We’re thinking: As a grad student at MIT, Andrew tried to volunteer for a crisis call line, but his application was rejected. Maybe training from this system would have helped!
Pictures From Words and Gestures
A new system combines verbal descriptions and crude lines to visualize complex scenes.
What’s new: Google researchers led by Jing Yu Koh proposed Tag-Retrieve-Compose-Synthesize (TReCS), a system that generates photorealistic images by describing what they want to see while mousing around on a blank screen.
Key insight: Earlier work proposed a similar system to showcase a dataset, Localized Narratives, that comprises synchronized descriptions and mouse traces captured as people described an image while moving a cursor over it. That method occasionally produced blank spots. The authors addressed that shortcoming by translating descriptive words into object labels (rather than simply matching words with labels) and distinguishing foreground from background.

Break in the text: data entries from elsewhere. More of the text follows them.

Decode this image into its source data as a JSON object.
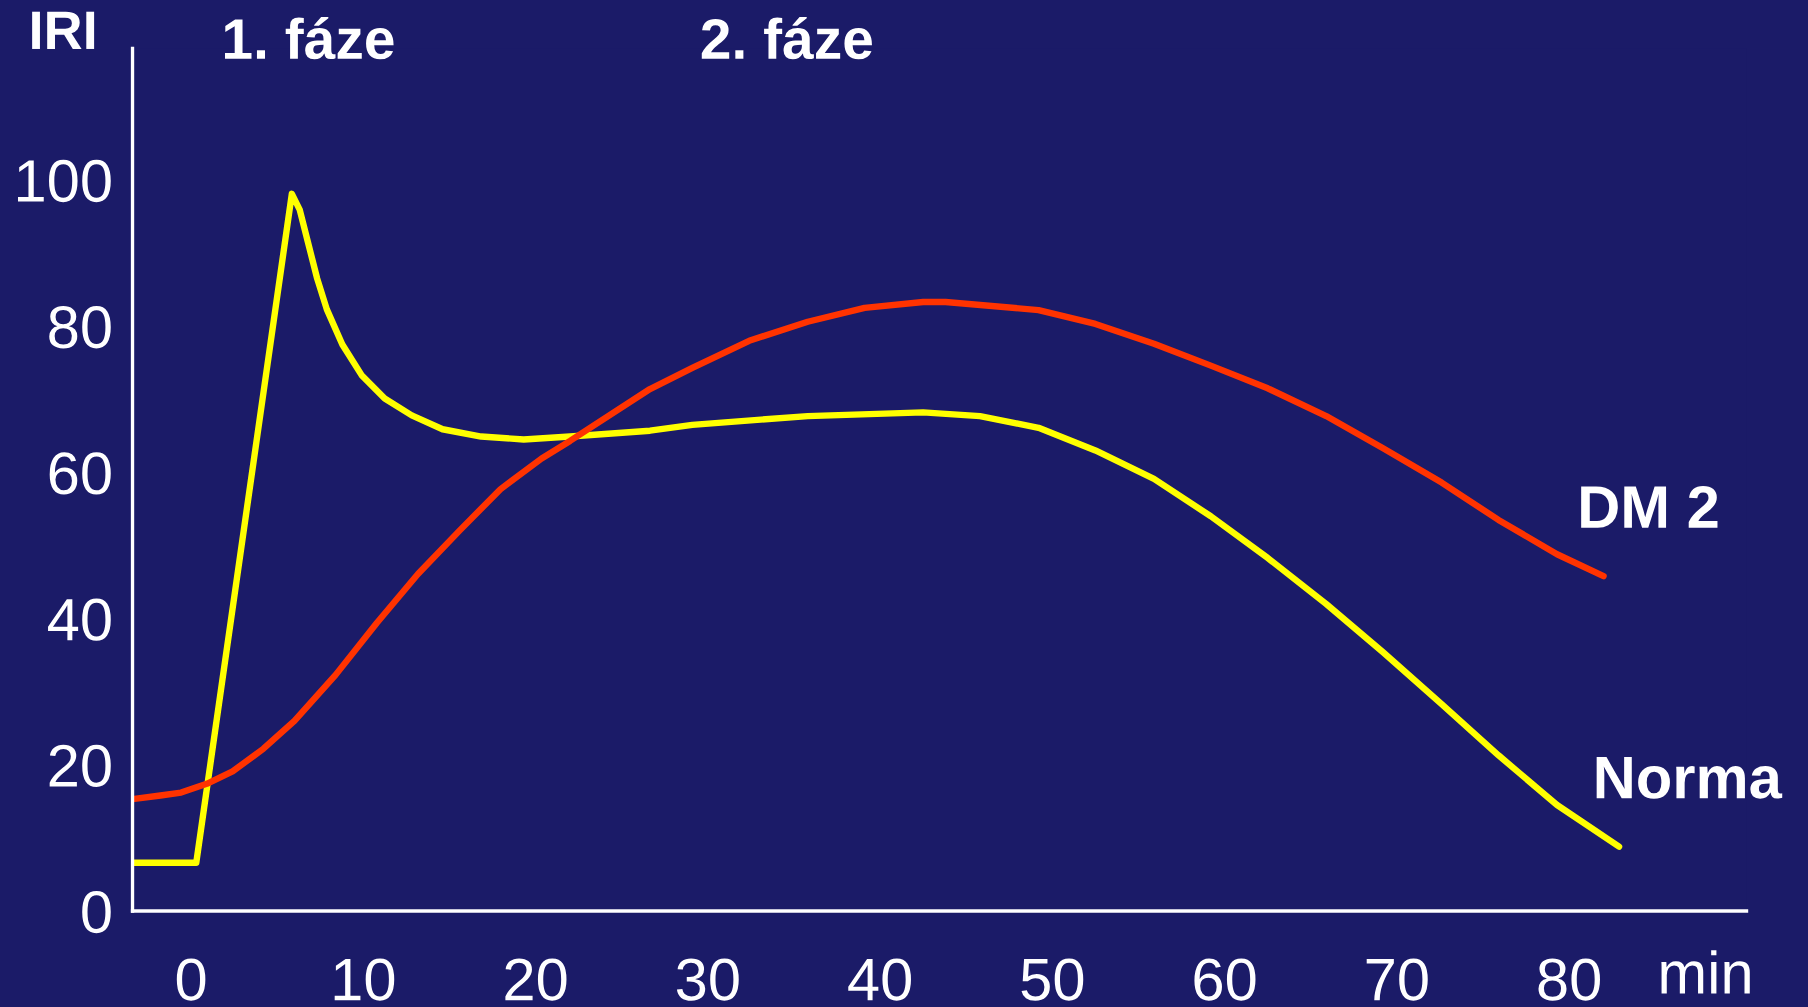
{
  "chart_data": {
    "type": "line",
    "xlabel": "min",
    "ylabel": "IRI",
    "annotations": [
      "1. fáze",
      "2. fáze"
    ],
    "xlim": [
      -3.4,
      90.3
    ],
    "ylim": [
      0,
      118
    ],
    "xticks": [
      0,
      10,
      20,
      30,
      40,
      50,
      60,
      70,
      80
    ],
    "yticks": [
      0,
      20,
      40,
      60,
      80,
      100
    ],
    "grid": false,
    "legend": false,
    "marker": "none",
    "line_style": "solid",
    "series": [
      {
        "name": "Norma",
        "color": "#ffff00",
        "x": [
          -3.4,
          0.3,
          5.85,
          6.31,
          6.76,
          7.32,
          7.88,
          8.78,
          9.9,
          11.24,
          12.81,
          14.6,
          16.84,
          19.31,
          22.0,
          26.64,
          29.1,
          35.8,
          42.5,
          45.8,
          49.2,
          52.5,
          55.9,
          59.2,
          62.5,
          65.9,
          69.2,
          72.6,
          75.9,
          79.3,
          82.9
        ],
        "values": [
          6.6,
          6.6,
          98.1,
          95.9,
          91.7,
          86.5,
          82.3,
          77.5,
          73.3,
          70.1,
          67.8,
          65.9,
          64.9,
          64.5,
          64.9,
          65.7,
          66.5,
          67.7,
          68.2,
          67.7,
          66.1,
          63.0,
          59.1,
          54.0,
          48.3,
          42.0,
          35.4,
          28.3,
          21.3,
          14.5,
          8.8
        ]
      },
      {
        "name": "DM 2",
        "color": "#ff3300",
        "x": [
          -3.4,
          -1.78,
          -0.58,
          0.91,
          2.41,
          4.2,
          6.0,
          8.39,
          10.78,
          13.17,
          15.57,
          17.96,
          20.35,
          22.0,
          26.64,
          29.1,
          32.4,
          35.8,
          39.1,
          42.5,
          43.8,
          49.2,
          52.5,
          55.9,
          59.2,
          62.5,
          65.9,
          69.2,
          72.6,
          75.9,
          79.3,
          82.0
        ],
        "values": [
          15.3,
          15.8,
          16.2,
          17.4,
          19.1,
          22.2,
          26.0,
          32.3,
          39.4,
          46.1,
          52.0,
          57.7,
          61.9,
          64.3,
          71.4,
          74.3,
          78.0,
          80.6,
          82.5,
          83.3,
          83.3,
          82.2,
          80.3,
          77.6,
          74.6,
          71.5,
          67.7,
          63.3,
          58.6,
          53.5,
          48.8,
          45.8
        ]
      }
    ]
  }
}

How it works: The Local Narratives dataset provides an inherent correspondence between every word in a description and a mouse trace over an image. TReCS uses this correspondence to translate words into labels of objects that populate a scene. The authors trained the system on the portion of Localized Narratives that used images in COCO and tested it on the portion that used Open Images.
- Given a description, a BERT model assigned an object label to each word in the description. The authors obtained ground-truth labels by matching the mouse traces for each word to object segmentation masks (silhouettes) for the images described. Then they fine-tuned the pretrained BERT to, say, attach the label “snow” to each of the words in “skiing on the snow.”
- For each label assigned by BERT, the system chose a mask from a similar image (say, a photo taken in a snowy setting). The authors trained a cross-modal dual encoder to maximize the similarity between a description and the associated image, and to minimize the similarity between that description and other images. On inference, given a description, the authors used the resulting vectors to select the five most similar training images.
- The system used these five images differently for foreground and background classes (an attribute noted in the mask dataset). For foreground classes such as “person,” it retrieved the masks with the same label and chose the one whose shape best matched the label’s corresponding mouse trace. For background classes such as “snow,” it chose all of the masks from the image whose masks best matched the labels and combined shape of the corresponding mouse traces.
- The authors arranged the masks on a blank canvas in the locations indicated by the mouse traces. They positioned first background and then foreground masks, reversing the order in which they were described. This put the first-mentioned object in front.
- A generative adversarial network learned to generate realistic images from the assembled masks.
Results: Five judges compared TReCS’ output with that of AttnGAN, a state-of-the-art, text-to-image generator that did not have access to mouse traces. The judges preferred TReCS’ image quality 77.2 percent to 22.8 percent. They also preferred the alignment of TReCS output with the description, 45.8 percent to 40.5 percent. They rated both images well aligned 8.9 percent of the time and neither image 4.8 percent of the time.
Why it matters: The authors took advantage of familiar techniques and datasets to extract high-level visual concepts and fill in the details in a convincing way. Their method uncannily synthesized complex scenes from verbal descriptions (though the featured example, a skier standing on a snowfield with trees in the background, lacks the railing and mountain mentioned in the description).
We’re thinking: Stock photo companies may want to invest in systems like this. Customers could compose photos via self-service rather than having to choose from limited options. To provide the best service, they would still need to hire photographers to produce raw material.